SAWT BEIRUT INTERNATIONAL

| 29 November 2021, Monday |

Général Mackenzie: C’est ce que nous apportons si les pourparlers nucléaires avec l’Iran échouent

Le commandant du commandement central américain, le général Kenneth MacKenzie, a déclaré que les forces américaines étaient « prêtes pour une éventuelle option militaire » si les pourparlers nucléaires avec l’Iran échouaient.

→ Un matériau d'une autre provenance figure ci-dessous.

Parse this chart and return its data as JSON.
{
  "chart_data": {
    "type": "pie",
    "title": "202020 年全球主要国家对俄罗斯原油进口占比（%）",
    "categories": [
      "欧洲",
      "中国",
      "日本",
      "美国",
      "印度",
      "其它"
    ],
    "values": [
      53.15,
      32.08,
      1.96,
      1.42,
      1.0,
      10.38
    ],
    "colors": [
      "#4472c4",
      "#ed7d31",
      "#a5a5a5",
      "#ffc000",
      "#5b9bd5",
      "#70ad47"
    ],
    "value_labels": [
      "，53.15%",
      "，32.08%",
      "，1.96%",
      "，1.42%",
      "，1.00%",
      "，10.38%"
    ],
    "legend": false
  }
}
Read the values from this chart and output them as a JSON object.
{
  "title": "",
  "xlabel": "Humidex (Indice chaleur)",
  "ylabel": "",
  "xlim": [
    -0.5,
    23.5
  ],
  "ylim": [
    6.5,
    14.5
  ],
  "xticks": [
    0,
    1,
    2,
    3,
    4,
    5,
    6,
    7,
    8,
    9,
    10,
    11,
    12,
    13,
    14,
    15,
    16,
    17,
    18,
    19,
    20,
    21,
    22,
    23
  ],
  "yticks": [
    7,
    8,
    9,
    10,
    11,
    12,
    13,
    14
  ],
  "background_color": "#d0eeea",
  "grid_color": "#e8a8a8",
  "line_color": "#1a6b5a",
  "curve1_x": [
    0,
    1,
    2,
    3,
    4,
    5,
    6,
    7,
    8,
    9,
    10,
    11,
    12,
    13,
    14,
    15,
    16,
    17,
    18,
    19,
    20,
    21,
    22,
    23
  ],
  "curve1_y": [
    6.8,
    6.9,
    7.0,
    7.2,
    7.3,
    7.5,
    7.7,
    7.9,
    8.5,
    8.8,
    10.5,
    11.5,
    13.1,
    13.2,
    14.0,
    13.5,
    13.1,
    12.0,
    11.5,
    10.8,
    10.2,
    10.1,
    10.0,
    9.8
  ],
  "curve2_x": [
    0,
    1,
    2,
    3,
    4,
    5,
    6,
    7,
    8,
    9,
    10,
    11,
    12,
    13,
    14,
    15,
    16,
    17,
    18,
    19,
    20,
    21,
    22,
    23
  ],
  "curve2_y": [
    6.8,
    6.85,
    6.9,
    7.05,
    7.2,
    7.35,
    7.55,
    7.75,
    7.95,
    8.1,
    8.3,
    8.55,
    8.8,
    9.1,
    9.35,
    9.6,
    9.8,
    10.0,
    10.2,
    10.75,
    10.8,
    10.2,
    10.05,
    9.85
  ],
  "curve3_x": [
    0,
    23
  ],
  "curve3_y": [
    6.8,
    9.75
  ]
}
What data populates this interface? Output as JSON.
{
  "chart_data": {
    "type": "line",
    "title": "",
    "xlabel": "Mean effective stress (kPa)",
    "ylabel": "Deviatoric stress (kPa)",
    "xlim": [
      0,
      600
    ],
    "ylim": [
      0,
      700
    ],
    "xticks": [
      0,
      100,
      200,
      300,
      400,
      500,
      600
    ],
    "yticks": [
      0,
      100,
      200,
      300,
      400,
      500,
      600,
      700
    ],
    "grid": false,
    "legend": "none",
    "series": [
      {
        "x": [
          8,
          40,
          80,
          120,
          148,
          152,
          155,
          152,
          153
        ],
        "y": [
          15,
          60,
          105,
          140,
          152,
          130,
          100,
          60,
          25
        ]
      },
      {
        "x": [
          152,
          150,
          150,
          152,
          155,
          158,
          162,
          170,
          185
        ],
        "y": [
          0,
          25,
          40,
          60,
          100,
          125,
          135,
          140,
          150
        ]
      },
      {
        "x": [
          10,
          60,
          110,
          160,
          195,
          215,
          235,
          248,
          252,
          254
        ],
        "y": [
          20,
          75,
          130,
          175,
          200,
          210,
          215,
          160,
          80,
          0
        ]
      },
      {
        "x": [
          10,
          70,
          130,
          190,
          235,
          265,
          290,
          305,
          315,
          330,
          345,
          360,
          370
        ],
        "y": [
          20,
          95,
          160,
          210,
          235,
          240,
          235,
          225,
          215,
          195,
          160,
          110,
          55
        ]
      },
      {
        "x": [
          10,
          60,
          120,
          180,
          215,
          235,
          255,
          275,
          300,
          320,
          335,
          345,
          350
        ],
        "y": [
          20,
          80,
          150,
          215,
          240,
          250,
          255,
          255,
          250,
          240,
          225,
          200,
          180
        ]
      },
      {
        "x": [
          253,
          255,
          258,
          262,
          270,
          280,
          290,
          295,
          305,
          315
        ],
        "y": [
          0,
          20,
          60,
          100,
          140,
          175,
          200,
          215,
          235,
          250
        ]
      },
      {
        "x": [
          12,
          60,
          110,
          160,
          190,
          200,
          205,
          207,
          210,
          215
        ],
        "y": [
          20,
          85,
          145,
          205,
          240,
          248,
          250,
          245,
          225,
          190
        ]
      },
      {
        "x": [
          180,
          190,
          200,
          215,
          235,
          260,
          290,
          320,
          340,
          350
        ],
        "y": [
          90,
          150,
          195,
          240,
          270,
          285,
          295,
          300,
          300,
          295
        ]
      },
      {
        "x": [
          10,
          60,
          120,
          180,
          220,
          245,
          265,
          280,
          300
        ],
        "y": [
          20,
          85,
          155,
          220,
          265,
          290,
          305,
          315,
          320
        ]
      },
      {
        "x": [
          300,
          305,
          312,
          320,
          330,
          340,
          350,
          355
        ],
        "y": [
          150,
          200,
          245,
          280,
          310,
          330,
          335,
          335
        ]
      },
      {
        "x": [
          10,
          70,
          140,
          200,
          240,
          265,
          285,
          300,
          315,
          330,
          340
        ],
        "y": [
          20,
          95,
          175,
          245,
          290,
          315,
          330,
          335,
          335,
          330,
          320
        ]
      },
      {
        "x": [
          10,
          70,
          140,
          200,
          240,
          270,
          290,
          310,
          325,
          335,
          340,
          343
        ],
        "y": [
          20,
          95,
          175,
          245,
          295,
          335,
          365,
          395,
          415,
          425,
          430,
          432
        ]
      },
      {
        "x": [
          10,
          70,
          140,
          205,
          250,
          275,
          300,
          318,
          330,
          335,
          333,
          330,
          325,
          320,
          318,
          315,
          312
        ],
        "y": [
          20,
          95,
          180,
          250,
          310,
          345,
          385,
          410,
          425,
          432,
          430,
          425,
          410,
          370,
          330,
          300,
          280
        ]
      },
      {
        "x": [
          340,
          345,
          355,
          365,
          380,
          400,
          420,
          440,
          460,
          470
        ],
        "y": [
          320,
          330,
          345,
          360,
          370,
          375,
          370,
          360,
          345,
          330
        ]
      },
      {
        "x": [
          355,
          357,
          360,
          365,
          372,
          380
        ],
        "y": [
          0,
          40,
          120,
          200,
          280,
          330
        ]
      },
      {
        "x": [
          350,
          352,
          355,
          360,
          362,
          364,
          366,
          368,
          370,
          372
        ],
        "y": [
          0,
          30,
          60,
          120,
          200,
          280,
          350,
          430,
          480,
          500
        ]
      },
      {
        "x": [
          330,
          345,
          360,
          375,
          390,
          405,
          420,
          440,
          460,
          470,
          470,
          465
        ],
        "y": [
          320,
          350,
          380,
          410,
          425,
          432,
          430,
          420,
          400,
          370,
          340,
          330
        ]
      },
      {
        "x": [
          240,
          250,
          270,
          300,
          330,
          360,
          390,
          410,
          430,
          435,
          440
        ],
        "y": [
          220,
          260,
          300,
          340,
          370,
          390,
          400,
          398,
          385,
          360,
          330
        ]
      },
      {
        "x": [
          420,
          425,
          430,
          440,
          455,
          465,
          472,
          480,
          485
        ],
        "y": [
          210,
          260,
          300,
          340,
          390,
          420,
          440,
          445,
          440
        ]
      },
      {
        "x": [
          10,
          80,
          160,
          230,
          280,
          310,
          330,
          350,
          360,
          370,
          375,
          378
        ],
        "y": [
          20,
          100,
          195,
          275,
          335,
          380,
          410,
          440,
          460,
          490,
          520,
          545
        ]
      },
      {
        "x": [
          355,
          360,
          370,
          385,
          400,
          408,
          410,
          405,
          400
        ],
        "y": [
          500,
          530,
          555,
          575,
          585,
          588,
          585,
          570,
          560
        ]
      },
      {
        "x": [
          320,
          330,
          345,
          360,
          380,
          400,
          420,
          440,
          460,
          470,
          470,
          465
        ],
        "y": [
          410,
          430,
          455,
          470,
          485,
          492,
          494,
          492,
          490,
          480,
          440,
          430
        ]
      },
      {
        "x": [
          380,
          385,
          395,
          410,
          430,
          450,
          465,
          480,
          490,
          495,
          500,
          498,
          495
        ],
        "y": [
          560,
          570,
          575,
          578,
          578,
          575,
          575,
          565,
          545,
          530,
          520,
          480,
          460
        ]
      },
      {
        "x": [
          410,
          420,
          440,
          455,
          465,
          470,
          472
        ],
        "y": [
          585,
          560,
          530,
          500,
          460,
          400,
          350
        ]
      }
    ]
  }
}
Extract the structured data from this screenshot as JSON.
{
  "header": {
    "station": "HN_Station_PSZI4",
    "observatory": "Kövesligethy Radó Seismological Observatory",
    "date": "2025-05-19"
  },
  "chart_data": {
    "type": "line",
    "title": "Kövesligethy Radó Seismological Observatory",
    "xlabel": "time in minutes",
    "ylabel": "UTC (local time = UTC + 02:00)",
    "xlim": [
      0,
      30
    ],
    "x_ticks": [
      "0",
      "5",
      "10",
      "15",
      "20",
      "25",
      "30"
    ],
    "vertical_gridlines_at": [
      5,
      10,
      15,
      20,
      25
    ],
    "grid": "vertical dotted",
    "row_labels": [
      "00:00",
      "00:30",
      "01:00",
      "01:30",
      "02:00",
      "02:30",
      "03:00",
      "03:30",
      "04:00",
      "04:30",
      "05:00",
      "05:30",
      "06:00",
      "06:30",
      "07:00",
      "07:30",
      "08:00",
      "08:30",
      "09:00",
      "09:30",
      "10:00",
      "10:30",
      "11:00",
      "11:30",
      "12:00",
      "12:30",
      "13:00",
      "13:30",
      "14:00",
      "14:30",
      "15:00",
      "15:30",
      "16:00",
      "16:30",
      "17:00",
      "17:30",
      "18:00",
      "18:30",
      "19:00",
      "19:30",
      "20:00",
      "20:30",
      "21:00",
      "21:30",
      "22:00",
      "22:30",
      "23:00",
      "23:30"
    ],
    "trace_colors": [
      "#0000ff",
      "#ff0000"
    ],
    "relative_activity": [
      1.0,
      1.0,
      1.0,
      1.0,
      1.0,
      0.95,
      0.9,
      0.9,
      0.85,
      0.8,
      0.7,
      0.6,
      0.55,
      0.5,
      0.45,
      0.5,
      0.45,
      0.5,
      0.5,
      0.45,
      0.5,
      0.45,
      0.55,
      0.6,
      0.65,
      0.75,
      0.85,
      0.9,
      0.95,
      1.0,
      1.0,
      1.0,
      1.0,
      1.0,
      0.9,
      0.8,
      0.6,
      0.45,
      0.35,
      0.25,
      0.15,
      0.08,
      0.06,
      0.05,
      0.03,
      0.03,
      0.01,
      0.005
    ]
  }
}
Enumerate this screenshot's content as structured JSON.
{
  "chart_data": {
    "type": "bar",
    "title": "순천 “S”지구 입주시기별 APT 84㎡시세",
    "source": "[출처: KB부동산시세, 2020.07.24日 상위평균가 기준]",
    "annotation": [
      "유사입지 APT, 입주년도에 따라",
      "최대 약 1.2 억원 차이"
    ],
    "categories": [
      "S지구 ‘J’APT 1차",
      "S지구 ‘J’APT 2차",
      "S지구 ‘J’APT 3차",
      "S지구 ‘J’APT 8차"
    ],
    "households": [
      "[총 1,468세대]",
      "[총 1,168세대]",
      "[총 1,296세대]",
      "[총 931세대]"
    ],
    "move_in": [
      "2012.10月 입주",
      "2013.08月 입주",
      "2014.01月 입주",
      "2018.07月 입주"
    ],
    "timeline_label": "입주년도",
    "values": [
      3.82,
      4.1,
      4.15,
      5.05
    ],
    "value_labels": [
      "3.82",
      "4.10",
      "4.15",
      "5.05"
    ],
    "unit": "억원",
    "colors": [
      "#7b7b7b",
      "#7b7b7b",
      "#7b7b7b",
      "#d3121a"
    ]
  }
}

Le président américain Joe Biden a clairement indiqué que son pays ne voulait pas s’engager dans une autre guerre déstabilisatrice au Moyen-Orient, mais des responsables de la Maison Blanche, du Pentagone et du département d’État affirment qu’ils ont travaillé pour développer des « alternatives » si la diplomatie avec l’Iran échoue.

« Notre président a dit que (l’Iran) ne devrait pas avoir d’armes nucléaires, et cette question dépend des diplomates, mais si un ordre est émis, le commandement central a toujours des plans différents que nous pouvons mettre en œuvre », a déclaré Mackenzie au magazine Time mercredi 24 novembre.

Les pourparlers sur la relance de l’accord nucléaire devraient reprendre la semaine prochaine, mais les États-Unis ont déclaré que l’impasse entre l’AIEA et l’Iran n’était pas un « bon signe » du processus diplomatique avec Téhéran.

Les pays occidentaux craignent que l’enrichissement de l’uranium en Iran se poursuive dans la mesure où il peut être utilisé pour fabriquer des armes nucléaires, et le récent déclin de la coopération de Téhéran avec l’AIEA a soulevé ces préoccupations.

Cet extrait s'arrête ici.